Daniel Orhiunu V. Federal Republic of Nigeria (2004)
LawGlobal-Hub Lead Judgment Report
GALADIMA, J.C.A.
This is a consolidated appeal against the interlocutory decisions of the Federal High Court, Lagos, delivered by Shuaibu, J. on the 25/11/2002 and 19/2/2003 refusing to strike out the substantive application of the respondent forthe extradition of the appellant to the United States of America.
On 29/7/2002, the Honourable Attorney-General of the Federation, in his application, asked the Federal High Court to deal with the request of the United States of America for the offence of health care fraud, aiding and abetting by the appellant.

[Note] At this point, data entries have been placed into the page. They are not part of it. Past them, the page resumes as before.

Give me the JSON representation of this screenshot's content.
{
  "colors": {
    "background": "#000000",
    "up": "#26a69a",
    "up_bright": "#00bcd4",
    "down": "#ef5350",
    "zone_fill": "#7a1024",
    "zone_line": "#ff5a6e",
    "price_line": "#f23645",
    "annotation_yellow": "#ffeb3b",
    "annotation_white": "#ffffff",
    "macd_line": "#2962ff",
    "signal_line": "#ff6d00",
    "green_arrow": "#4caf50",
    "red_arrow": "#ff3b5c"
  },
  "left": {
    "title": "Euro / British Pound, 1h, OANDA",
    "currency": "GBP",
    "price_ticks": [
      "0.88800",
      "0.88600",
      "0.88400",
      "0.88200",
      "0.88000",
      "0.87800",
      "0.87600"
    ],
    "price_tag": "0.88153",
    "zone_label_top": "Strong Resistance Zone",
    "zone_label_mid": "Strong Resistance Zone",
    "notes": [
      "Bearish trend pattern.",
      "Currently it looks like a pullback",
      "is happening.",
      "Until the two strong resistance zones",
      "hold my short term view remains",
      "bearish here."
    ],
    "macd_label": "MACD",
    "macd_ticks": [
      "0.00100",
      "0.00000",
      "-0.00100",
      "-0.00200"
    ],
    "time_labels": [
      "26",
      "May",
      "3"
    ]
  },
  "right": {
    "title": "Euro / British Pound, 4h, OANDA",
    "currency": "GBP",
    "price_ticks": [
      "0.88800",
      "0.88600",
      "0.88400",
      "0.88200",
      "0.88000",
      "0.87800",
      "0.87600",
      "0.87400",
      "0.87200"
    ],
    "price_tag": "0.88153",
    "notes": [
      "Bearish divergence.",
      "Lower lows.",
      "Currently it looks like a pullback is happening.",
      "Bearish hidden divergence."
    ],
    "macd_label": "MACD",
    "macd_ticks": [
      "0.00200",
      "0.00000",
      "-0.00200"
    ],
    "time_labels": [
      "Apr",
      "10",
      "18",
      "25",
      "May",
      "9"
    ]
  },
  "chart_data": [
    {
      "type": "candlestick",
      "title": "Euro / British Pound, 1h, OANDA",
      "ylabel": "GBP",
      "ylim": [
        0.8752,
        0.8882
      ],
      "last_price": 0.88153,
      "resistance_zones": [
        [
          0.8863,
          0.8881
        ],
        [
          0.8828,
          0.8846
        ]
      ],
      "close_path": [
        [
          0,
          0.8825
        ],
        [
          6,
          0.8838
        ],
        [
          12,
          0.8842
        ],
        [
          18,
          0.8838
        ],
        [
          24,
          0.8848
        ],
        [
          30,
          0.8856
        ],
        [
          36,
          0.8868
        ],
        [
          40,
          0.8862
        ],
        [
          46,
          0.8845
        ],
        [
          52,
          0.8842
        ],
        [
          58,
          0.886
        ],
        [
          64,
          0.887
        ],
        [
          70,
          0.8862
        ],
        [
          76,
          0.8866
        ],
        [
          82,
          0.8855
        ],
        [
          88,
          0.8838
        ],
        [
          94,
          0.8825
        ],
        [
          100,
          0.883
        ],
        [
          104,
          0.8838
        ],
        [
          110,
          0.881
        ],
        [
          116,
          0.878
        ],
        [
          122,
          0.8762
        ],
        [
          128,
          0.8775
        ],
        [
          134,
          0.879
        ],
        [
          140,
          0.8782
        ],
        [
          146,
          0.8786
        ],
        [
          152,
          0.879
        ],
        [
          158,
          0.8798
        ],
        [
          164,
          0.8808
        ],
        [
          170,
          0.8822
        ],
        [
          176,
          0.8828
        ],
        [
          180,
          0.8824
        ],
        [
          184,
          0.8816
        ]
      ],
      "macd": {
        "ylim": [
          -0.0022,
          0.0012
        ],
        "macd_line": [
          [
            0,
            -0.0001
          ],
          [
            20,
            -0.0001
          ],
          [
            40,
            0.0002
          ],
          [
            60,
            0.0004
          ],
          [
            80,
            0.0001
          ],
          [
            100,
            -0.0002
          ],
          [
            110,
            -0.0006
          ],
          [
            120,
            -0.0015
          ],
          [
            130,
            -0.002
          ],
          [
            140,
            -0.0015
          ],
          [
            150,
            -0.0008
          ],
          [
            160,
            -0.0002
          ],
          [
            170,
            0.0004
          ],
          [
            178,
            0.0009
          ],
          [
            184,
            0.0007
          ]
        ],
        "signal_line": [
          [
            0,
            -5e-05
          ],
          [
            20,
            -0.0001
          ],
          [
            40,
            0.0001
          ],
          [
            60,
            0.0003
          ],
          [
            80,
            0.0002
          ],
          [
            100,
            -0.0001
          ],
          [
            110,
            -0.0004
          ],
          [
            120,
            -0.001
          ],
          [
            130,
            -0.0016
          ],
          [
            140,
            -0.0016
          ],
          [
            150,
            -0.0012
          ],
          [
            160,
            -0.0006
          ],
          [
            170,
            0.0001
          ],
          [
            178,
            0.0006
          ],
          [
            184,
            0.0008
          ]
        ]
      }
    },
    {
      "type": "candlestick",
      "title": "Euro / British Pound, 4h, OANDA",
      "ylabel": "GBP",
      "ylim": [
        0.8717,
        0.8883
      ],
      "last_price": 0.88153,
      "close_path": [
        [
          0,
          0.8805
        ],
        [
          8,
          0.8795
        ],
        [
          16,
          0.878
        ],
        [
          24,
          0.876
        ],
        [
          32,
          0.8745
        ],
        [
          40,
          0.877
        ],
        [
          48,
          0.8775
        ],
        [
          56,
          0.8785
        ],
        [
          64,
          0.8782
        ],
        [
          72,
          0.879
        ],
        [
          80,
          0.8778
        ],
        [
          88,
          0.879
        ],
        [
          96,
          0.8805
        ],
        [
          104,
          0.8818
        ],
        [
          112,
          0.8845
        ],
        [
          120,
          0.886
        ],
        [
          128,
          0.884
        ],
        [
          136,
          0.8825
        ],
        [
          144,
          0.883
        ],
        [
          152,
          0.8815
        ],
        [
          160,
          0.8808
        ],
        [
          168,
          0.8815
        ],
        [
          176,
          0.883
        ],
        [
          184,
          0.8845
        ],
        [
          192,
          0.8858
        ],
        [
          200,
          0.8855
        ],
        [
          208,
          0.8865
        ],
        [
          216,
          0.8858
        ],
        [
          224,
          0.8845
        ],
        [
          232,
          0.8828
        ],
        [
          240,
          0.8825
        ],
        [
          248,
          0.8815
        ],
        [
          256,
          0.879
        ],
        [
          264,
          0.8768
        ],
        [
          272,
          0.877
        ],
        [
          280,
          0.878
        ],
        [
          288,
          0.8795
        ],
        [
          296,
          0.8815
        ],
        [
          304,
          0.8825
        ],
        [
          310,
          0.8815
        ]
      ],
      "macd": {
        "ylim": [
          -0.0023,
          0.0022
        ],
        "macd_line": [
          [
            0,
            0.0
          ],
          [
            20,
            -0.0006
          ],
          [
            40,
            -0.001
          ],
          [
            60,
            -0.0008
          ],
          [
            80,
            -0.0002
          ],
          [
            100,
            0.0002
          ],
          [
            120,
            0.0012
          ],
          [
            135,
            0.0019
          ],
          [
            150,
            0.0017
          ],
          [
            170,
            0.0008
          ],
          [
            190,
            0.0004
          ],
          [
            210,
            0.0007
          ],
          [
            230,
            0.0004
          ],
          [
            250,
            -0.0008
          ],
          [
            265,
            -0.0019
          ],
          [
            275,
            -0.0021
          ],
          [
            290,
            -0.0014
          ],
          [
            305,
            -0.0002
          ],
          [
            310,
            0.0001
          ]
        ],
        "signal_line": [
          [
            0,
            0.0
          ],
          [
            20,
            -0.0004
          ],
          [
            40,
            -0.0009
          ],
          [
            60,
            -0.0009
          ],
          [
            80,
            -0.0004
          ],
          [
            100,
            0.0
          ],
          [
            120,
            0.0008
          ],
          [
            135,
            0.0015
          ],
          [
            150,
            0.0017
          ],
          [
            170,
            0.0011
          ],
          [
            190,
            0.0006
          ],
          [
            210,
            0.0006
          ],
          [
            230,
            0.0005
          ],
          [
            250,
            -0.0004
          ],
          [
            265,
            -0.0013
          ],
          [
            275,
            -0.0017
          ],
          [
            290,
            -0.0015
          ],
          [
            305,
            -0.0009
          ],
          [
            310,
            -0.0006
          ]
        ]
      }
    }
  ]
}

He was sentenced by Judge Edward C. Prado on 11/10/2001 in absentia at the United States District Court, for the Western District of Texas to 87 months, 3 years supervised released, $1,061,110.55 in restitution and a special assessment of $300.
When the matter came up for the first time before Shuaibu, J. on 28/10/ 2002, the appellant through his counsel raised a preliminary objection challenging the jurisdiction and competence of the Federal High Court to entertain the proceedings and a consequential order dismissing the request for his extradition to the United States of America.
In his considered ruling 25/11/2002, the learned trial Judge held that the Federal High Court has exclusive jurisdiction in extradition matters and consequently dismissed the appellant’s preliminary objection. Similarly, on 19/2/2003 he also ruled in the appellant’s second objection, dismissing his contention that he does not fall within the contemplation of Extradition Act Cap. 125 Laws of the Federation of Nigeria (1990) herein after referred to as “the Extradiction Act” not being a fugitive criminal as envisaged by the combined effect of sections 3-9 and section 21(1) of the Extradiction Act.
Pursuant to the appellant’s application, this Court by its order, dated 10/7/2003, consolidated the appeal vide Notice of Appeal filed on 25/3/2003 containing three grounds against the decision of 25/11/2002 and the appeal vide notice of appeal filed on 4/3/2003 containing four grounds against the decision of 19/2/2003.
The issues proffered by the appellant for determination from the grounds of appeal, is consolidated, read as follows:
“4.1. Whether having regard to the wordings of section 251 (1) (i) of the Constitution of the Federal Republic of Nigeria 1999, the Federal High Court can be said to be conferred with jurisdiction or exclusive jurisdiction in respect of extradition of Nigerians from Nigeria to foreign countries?
4.2. Whether the appellant can be said to be a fugitive Criminal within the meaning set out in the Extradition Act Cap. 15, Laws of the Federation of Nigeria, 1990, as to make him eligible for extradition from Nigeria to the United States of America?”
The two issues identified in the respondent’s brief for our determination which are similar to those of the appellants, are as follows:
“2.1. Whether the Federal High Court is conferred with jurisdiction to entertain extradition matters under section 251 (1) (i) of the Constitution of the Federal Republic of Nigeria, 1999?
2.2. Whether the appellant can be said to be a fugitive Criminal within the definition of section 21 of the Extradition Act Cap. 125 Laws of the Federation of Nigeria, 1990?”
I have carefully considered the issues set out for our determination by the respective parties. The issues set out by the respondent’s appeal to me is quite apt and direct to the grounds in the consolidated appeal. It is on these two issues the merit of this appeal will be considered.
When this appeal came before us for argument on 18/5/2004 Mr. Fashanu, learned Senior Advocate for the appellant adopted the appellant’s brief of argument.